美術館訪問記-197 アム・シュタインホーフ教会

(* 長野一隆氏メールより。写真画像クリックで原寸表示されます。)

添付1:アム・シュタインホーフ教会外観

添付2:アム・シュタインホーフ教会上部

添付3:4体の天使

添付4:アム・シュタインホーフ教会内部

添付5:アム・シュタインホーフ教会内部

添付6:コロマン・モーザー作のステンドグラス

添付7:コロマン・モーザー作
「洞穴のヴィーナス」
ウィーン、レオポルト美術館蔵

添付8:バス停にあった体重測定器

オーストリアもまだ二つしか採り上げていませんでした。

首都ウィーンには、私が行った限りでは、27の観るべき美術館、教会、施設が ありますが、その中に、まず行かれた方は少ないと思われる教会があります。

というのも、この教会が観光客に開放されるのは、週に一度だけで、 土曜日の午後3時からドイツ語のみのガイドツアーを行っているのです。
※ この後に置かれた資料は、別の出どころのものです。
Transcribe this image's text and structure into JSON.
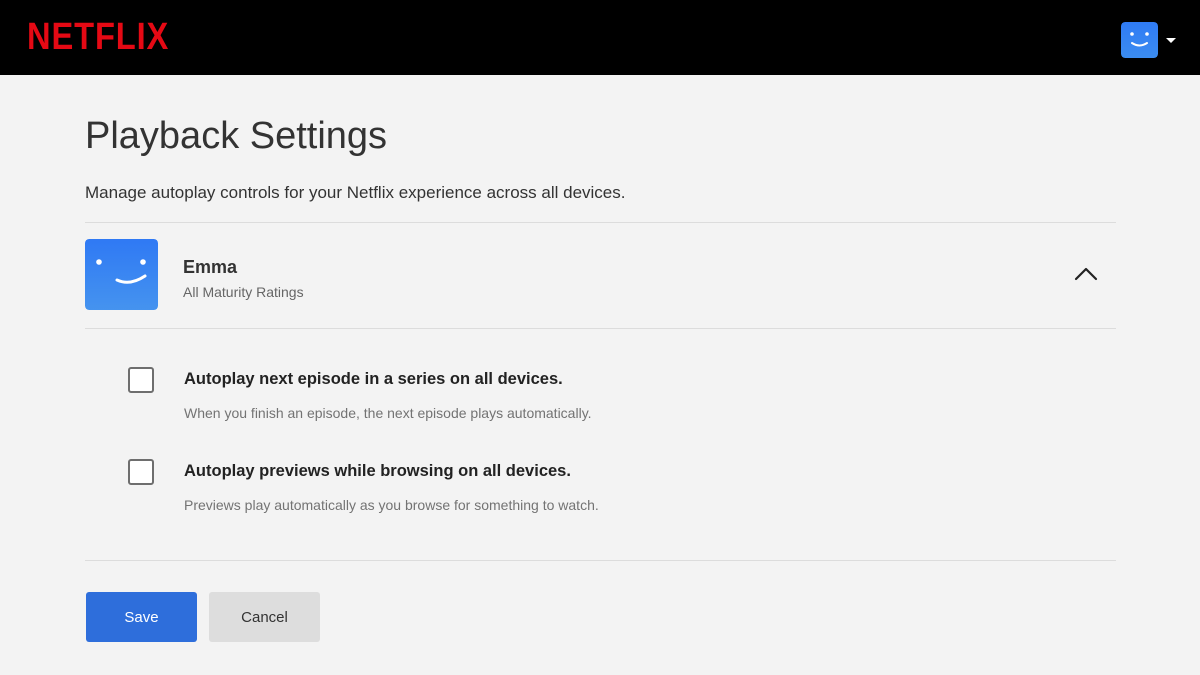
{
  "brand": {
    "logo_text": "NETFLIX",
    "logo_color": "#e50914"
  },
  "header": {
    "avatar_icon": "smiley-profile-icon",
    "menu_icon": "caret-down-icon"
  },
  "page": {
    "title": "Playback Settings",
    "subtitle": "Manage autoplay controls for your Netflix experience across all devices."
  },
  "profile": {
    "name": "Emma",
    "rating": "All Maturity Ratings",
    "avatar_color": "#2f7bf5",
    "expanded": true,
    "toggle_icon": "chevron-up-icon"
  },
  "options": [
    {
      "title": "Autoplay next episode in a series on all devices.",
      "description": "When you finish an episode, the next episode plays automatically.",
      "checked": false
    },
    {
      "title": "Autoplay previews while browsing on all devices.",
      "description": "Previews play automatically as you browse for something to watch.",
      "checked": false
    }
  ],
  "actions": {
    "save_label": "Save",
    "cancel_label": "Cancel",
    "save_color": "#2e6edb"
  }
}
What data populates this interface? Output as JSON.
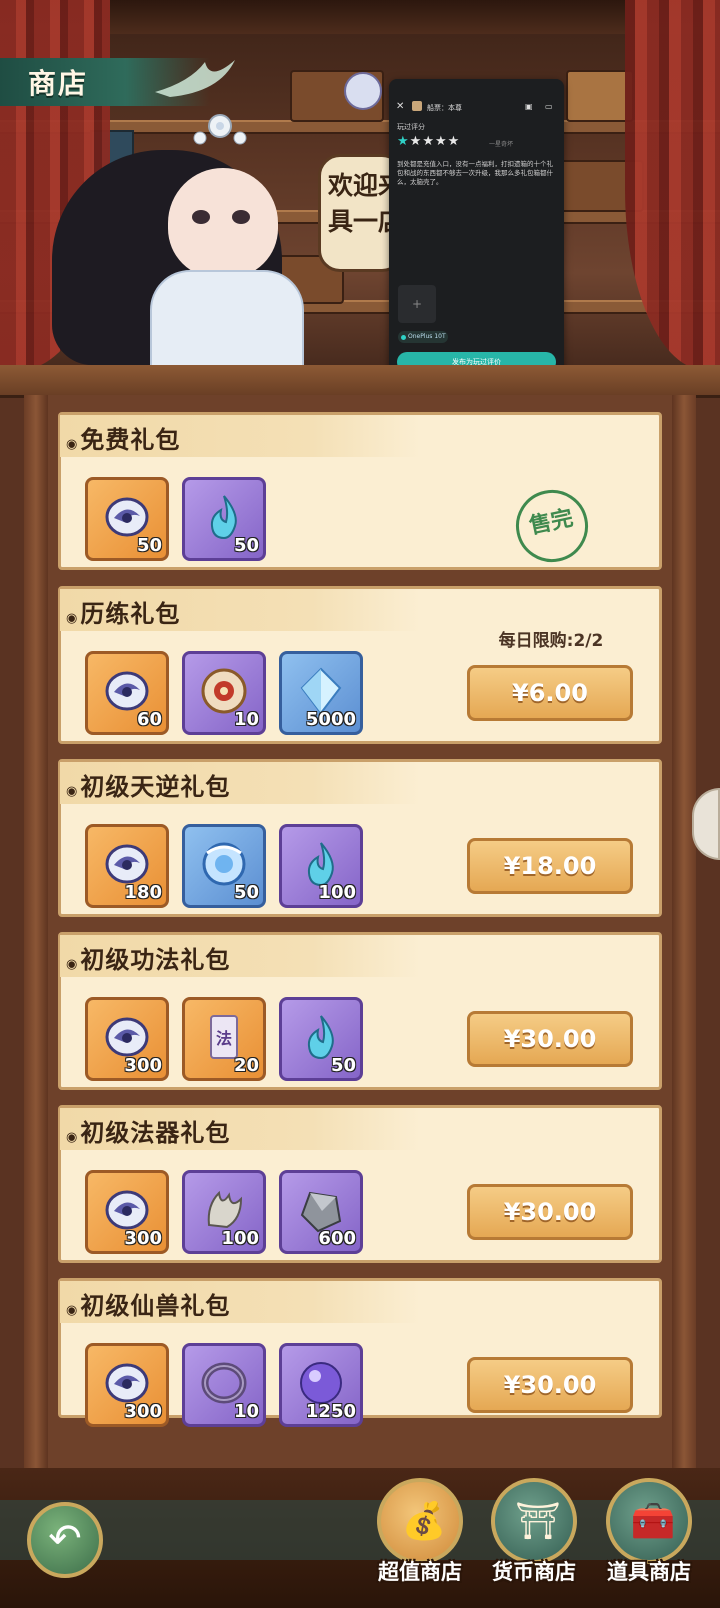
{
  "header": {
    "title": "商店"
  },
  "npc": {
    "speech": "欢迎来到\n具一店"
  },
  "review_panel": {
    "app_name": "船票：本尊",
    "section_label": "玩过评分",
    "stars_filled": 1,
    "stars_total": 5,
    "rating_hint": "一星奇坏",
    "body": "到处都是充值入口，没有一点福利，打扣遗箱的十个礼包和战的东西都不够去一次升级，我那么多礼包箱都什么，太脑壳了。",
    "add_symbol": "+",
    "device_tag": "OnePlus 10T",
    "submit_label": "发布为玩过评价"
  },
  "packs": [
    {
      "title": "免费礼包",
      "items": [
        {
          "type": "spirit-orb",
          "bg": "orange",
          "count": "50"
        },
        {
          "type": "blue-flame",
          "bg": "purple",
          "count": "50"
        }
      ],
      "status": "sold-out",
      "stamp": "售完"
    },
    {
      "title": "历练礼包",
      "items": [
        {
          "type": "spirit-orb",
          "bg": "orange",
          "count": "60"
        },
        {
          "type": "compass-disc",
          "bg": "purple",
          "count": "10"
        },
        {
          "type": "crystal",
          "bg": "blue",
          "count": "5000"
        }
      ],
      "limit": "每日限购:2/2",
      "price": "¥6.00"
    },
    {
      "title": "初级天逆礼包",
      "items": [
        {
          "type": "spirit-orb",
          "bg": "orange",
          "count": "180"
        },
        {
          "type": "ice-orb",
          "bg": "blue",
          "count": "50"
        },
        {
          "type": "blue-flame",
          "bg": "purple",
          "count": "100"
        }
      ],
      "price": "¥18.00"
    },
    {
      "title": "初级功法礼包",
      "items": [
        {
          "type": "spirit-orb",
          "bg": "orange",
          "count": "300"
        },
        {
          "type": "talisman",
          "bg": "orange",
          "count": "20",
          "label": "法"
        },
        {
          "type": "blue-flame",
          "bg": "purple",
          "count": "50"
        }
      ],
      "price": "¥30.00"
    },
    {
      "title": "初级法器礼包",
      "items": [
        {
          "type": "spirit-orb",
          "bg": "orange",
          "count": "300"
        },
        {
          "type": "claw-relic",
          "bg": "purple",
          "count": "100"
        },
        {
          "type": "ore",
          "bg": "purple",
          "count": "600"
        }
      ],
      "price": "¥30.00"
    },
    {
      "title": "初级仙兽礼包",
      "items": [
        {
          "type": "spirit-orb",
          "bg": "orange",
          "count": "300"
        },
        {
          "type": "ring",
          "bg": "purple",
          "count": "10"
        },
        {
          "type": "purple-pearl",
          "bg": "purple",
          "count": "1250"
        }
      ],
      "price": "¥30.00"
    }
  ],
  "nav": {
    "back_icon": "back-arrow-icon",
    "tabs": [
      {
        "label": "超值商店",
        "icon": "money-bag-icon",
        "active": true
      },
      {
        "label": "货币商店",
        "icon": "coin-pavilion-icon",
        "active": false
      },
      {
        "label": "道具商店",
        "icon": "treasure-chest-icon",
        "active": false
      }
    ]
  },
  "colors": {
    "accent_teal": "#27b6a8",
    "price_gold": "#e5a854",
    "card_bg": "#fbeed2"
  }
}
4時からは個人見学可能で、長い説明抜きで見学できます。

この教会の名は「アム・シュタインホーフ教会」

設計者はオットー・ワーグナー(1841-1918)。

「芸術は必要にのみ従う」という名言を残し、 機能性・合理性を重視する、近代建築の理念を追求した、鬼才です。

私は建築にはあまり興味がないのですが、この教会は素晴らしかった。

ユーゲントシュティールの美意識が隅々まで行き渡り、まるで宝石箱のよう。

これだけ優雅な教会は世界に類がありません。

寺院ではタージ・マハル、教会ではアム・シュタインホーフ教会が、 世界最高の建築美だと、感銘を受けたのです。

教会は、ウィーンの中心部から6km程西、郊外の丘の上の精神病院の中にあります。

精神病院の門を入り、砂利の坂道を一番上まで登ります。

1904-1907年に建てられた当時は、ウィーンの人々には奇抜過ぎて、理解されず、 「狂った人のための教会」と嘲笑されたのだとか。

1世紀が過ぎた今では、ドイツ語圏で花開いた世紀末芸術、 ユーゲントシュティール(青春様式)の傑作の1つと見做されています。

外観は、角張った基盤の上に、金色に光る優美な釣鐘状のドームが置かれた形を しており、外周にはユーゲントシュティール様式の様々な飾りがつけられています。

壁は、白い薄い大理石で覆われ、アルミボルトで留められています。 飾りには内部の装飾同様、金がふんだんに使われています。

正面上部には、小さな塔が両端にあり、 塔の上に全身緑色に金色の飾りをつけた2つの彫像があります。

聖レオポルドと聖セヴェリンで、ここニーダーエステライヒ州の守護聖人です。

入口の屋根には、緑色の身体に金色の羽と装身具を着けた、4体の天使の彫刻。

内部は、明るく近代的で、柱が一本もなく、広々とした開放感があります。 「美」「機能」「構造」の調和が特色の、オットー・ワーグナーの作品中、 最も美しい内部空間だと実感しました。

普通教会の主祭壇は東側にあります。

これはキリスト教の聖地エルサレムが、ヨーロッパから見ると東にあり、 朝の光を受けて、キリスト像やステンドグラスが神々しく輝くという事もあります。

しかしここでは精神病患者に光を見せて錯乱しないよう、北側に造られていました。

この他にも内部は、患者のためにかなり細かい部分まで計算され設計されています。
例えば
・ほとんどの角が丸くされ鋭い角がない。
・聖職者のエリアは、患者と完全に離れている。
・説教壇へのアクセスは香具室からのみ。
・もしもの時、患者を迅速に運び出せるように、非常口は教会の壁の側面に 組み込まれている。
・衛生保持のため、聖水盤の水は流れ出るように作られている
・教会内に容易にアクセス可能なトイレ設備がある。

祭壇に向かって左右、つまり東西の窓には美しいステンドグラスが嵌め込んであり、 見学できる午後には西日を受けて明るく輝いていました。

作者はコロマン・モーザー。

彼は愛称コ―ロとも呼ばれ、ウィーン分離派の一人で、 ステンドグラスばかりでなく、絵画、家具、本の装丁、ポスター、デザイン等、 多方面で活躍した才人で、ウィーン各地で彼の作品を見かけました。

美の余韻に浸りながら坂道を下ると、街へと戻るバス停近くの道路脇に、 大きな体重測定器が置いてありました。

20セント入れると体重が量れるのですが、道端のバス停で誰が使うのでしょうか。

バスに乗せる荷物に重量制限があり、そのチェックのためなのか? 他の国ではこんなものは見かけた事がなく、今でも疑問に思っています。